“L’uso corretto dei termini da parte del legislatore è fondamentale. Altrimenti si rischia di fallire gli obiettivi prefissati.”, afferma Luciano Vazzano, Segretario Territoriale CNA Imperia.
È il caso della confusione che si è innescata sul termine sanificazione, contenuto nei recenti provvedimenti del Governo, che sta provocando un vero e proprio cortocircuito normativo e applicativo.
Nello specifico, l’incertezza della norma contenuta nel decreto Cura Italia, che prevede un credito d’imposta per le spese di sanificazione degli ambienti di lavoro, comporta per le imprese che hanno necessità di tali interventi ad affrontare costi superflui, essendo indotte, in molti casi, a ricorrere a trattamenti non prescritti dal Ministero della Salute. E nel contempo si escludono, ingiustamente, migliaia di imprese professionali di pulizia dalle operazioni per il contrasto del coronavirus.

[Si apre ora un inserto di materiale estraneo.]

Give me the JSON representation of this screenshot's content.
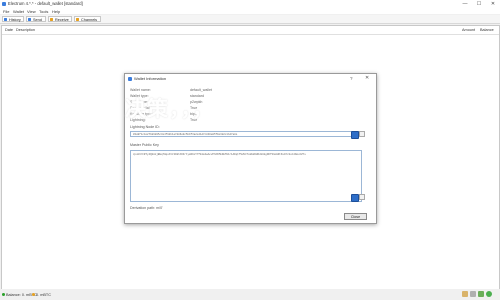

Le prescrizioni contenute nella circolare n. 5443 del Ministero della Salute individuano gli specifici interventi di pulizia e disinfezione necessari ad evitare i rischi di contagio con l’utilizzo di appositi prodotti. Si tratta di attività abitualmente svolte dalle imprese professionali del settore delle pulizie e non solo da imprese abilitate alla sanificazione.
“Gran confusione si è riscontrato anche nel settore dell’impiantistica”, prosegue Vazzano. “In alcune ordinanze regionali, ad esempio Toscana ed Abruzzo, infatti, si fa impropriamente riferimento all’intervento di “sanificazione delle griglie, bocchette e dei filtri dell’aria, mediante lavaggio, disinfezione/sterilizzazione o mediante sostituzione”.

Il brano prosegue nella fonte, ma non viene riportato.